I personally can't see a career in a particular programming language. There are so many programing languages out there. Wouldn't it be better to get expert like knowledge in some specific area. For example becoming an expert in distributed systems for the automotive industry. You would then participate in design and implementation of a distributed system. I think this would narrow down the needed knowledge, however life long learning is still needed.
Maybe I have to elaborate a bit here. Neural Network sounds fancier than it really is. The steady state visually evoked potentials work as I recall in the way that when a person stares at a light source which blinks in a particular frequency then one can measure an EEG signal over the visual cortex which has the same frequency and multiple of it, as the light source.
For example if a person concentrates on a blinking LED with 4Hz then a signal with dominant 4Hz and 8Hz, 12Hz and so on can be measured over the visual cortex.

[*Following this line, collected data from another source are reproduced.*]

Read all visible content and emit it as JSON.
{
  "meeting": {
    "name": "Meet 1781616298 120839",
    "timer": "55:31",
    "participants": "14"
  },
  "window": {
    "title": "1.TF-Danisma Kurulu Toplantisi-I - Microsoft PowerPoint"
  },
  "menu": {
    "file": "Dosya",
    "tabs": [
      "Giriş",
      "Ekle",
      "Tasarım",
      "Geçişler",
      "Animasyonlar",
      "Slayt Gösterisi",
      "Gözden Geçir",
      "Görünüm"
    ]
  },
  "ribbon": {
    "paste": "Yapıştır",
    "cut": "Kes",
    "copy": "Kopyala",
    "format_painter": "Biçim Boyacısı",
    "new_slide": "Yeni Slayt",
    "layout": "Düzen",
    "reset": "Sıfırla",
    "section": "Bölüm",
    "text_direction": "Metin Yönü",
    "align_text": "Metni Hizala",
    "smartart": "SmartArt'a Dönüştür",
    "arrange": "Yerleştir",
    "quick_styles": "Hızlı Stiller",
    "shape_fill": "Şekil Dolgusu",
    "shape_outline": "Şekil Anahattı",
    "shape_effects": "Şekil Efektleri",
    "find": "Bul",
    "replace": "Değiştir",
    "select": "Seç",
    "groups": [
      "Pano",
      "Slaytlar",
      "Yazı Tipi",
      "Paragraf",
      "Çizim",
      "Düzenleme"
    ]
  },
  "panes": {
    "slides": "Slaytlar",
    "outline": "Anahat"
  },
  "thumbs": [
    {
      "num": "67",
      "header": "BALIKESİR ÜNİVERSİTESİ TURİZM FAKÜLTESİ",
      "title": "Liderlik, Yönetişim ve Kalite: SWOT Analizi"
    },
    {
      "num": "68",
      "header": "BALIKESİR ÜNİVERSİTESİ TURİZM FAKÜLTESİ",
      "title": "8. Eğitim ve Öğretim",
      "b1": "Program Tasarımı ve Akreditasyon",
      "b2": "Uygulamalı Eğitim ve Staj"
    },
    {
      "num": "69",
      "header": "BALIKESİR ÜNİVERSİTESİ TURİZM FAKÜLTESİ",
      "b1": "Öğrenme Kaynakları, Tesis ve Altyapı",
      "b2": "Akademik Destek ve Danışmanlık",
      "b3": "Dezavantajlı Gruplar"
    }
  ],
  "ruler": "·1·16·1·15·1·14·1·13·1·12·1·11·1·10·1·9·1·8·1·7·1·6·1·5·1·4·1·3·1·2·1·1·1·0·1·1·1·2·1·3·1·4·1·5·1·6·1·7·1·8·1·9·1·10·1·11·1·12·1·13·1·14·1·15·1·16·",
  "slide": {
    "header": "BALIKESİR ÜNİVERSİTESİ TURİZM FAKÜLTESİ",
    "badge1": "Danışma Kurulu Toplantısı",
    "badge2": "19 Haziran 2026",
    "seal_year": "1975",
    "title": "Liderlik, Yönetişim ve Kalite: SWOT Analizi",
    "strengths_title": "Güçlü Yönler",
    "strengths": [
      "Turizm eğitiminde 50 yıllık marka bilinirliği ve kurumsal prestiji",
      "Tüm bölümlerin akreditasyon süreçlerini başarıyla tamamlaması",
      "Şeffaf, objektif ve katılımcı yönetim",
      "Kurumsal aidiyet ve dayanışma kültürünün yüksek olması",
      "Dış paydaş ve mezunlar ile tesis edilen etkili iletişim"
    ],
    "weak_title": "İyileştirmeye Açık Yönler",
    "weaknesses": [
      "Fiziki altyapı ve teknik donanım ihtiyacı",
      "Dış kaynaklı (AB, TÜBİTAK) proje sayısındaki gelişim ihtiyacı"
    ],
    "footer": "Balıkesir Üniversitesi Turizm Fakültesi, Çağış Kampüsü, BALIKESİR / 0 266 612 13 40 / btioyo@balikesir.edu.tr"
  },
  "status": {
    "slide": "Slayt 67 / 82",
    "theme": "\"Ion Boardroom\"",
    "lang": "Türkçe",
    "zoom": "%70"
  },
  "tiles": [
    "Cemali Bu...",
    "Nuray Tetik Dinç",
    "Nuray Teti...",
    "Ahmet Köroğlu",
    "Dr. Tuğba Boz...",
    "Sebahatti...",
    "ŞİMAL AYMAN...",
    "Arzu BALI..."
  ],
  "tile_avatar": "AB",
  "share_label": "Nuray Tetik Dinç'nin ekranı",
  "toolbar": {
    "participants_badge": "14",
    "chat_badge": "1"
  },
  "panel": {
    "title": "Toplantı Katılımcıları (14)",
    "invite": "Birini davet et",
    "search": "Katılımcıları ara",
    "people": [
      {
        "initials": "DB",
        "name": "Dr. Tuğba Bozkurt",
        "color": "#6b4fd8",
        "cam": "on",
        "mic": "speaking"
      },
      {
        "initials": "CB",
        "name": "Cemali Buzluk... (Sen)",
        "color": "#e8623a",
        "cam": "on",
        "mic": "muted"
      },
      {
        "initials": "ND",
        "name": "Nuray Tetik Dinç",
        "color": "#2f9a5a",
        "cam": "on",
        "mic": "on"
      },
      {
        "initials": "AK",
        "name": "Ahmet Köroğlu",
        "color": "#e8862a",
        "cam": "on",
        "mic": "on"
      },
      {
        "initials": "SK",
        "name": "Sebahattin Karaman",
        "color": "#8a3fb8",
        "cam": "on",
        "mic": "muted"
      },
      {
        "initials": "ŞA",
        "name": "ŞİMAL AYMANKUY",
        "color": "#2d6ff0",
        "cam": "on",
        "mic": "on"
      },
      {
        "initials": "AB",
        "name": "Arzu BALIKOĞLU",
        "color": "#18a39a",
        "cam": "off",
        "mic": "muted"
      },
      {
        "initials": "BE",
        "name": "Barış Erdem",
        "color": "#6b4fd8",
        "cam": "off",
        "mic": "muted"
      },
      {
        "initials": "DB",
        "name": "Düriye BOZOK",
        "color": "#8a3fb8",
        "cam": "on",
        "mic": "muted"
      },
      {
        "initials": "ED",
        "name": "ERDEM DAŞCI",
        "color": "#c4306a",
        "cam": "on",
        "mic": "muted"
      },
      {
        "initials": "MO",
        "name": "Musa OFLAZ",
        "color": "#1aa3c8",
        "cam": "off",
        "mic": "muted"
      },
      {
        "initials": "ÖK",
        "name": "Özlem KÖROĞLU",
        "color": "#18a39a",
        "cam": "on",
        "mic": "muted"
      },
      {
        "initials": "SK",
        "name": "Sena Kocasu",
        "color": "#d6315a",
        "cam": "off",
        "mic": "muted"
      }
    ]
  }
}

I think in this explanation are some details missing ;-) We used LED sources with different frequencies which represented different actions like left, right, up, down etc.
The Neural Network was trained with the frequency spectrum as input and not with the raw EEG signal. However I think the correct and easier solution was to use a filter bank (comb filter) to determine the frequency of the currently measured EEG signal. But back then I read the first time about Perceptrons, XOR problem and Neural Networks. It was cool and I wanted to try it out. The challenging part back then 2010 was that there was no TensorFlow or Pytorch. I was equipped with Matlab, the Signal Processing Toolbox and my dangerous superficial knowledge about Neural Networks. I implemented backpropagation and gradient descent myself for fun and the output was a matrix which represented the weights of the Neural Network. The "inference engine" was a matrix multiplication. The matrix with the weights multiplied with an input vector and as the activation function I used tanh(). Surprisingly the classification worked very well and it was fun to implement all that stuff. This all sounds like grampa talking about WW2 again :-)
Ah the Brain-Computer-Interface. While in university I worked on such a thing. The EEG acquisition hardware was from g.tec medical engineering with an interface to Matlab. I trained a Neural Network (it was the year 2010) to classify steady state visually evoked potentials.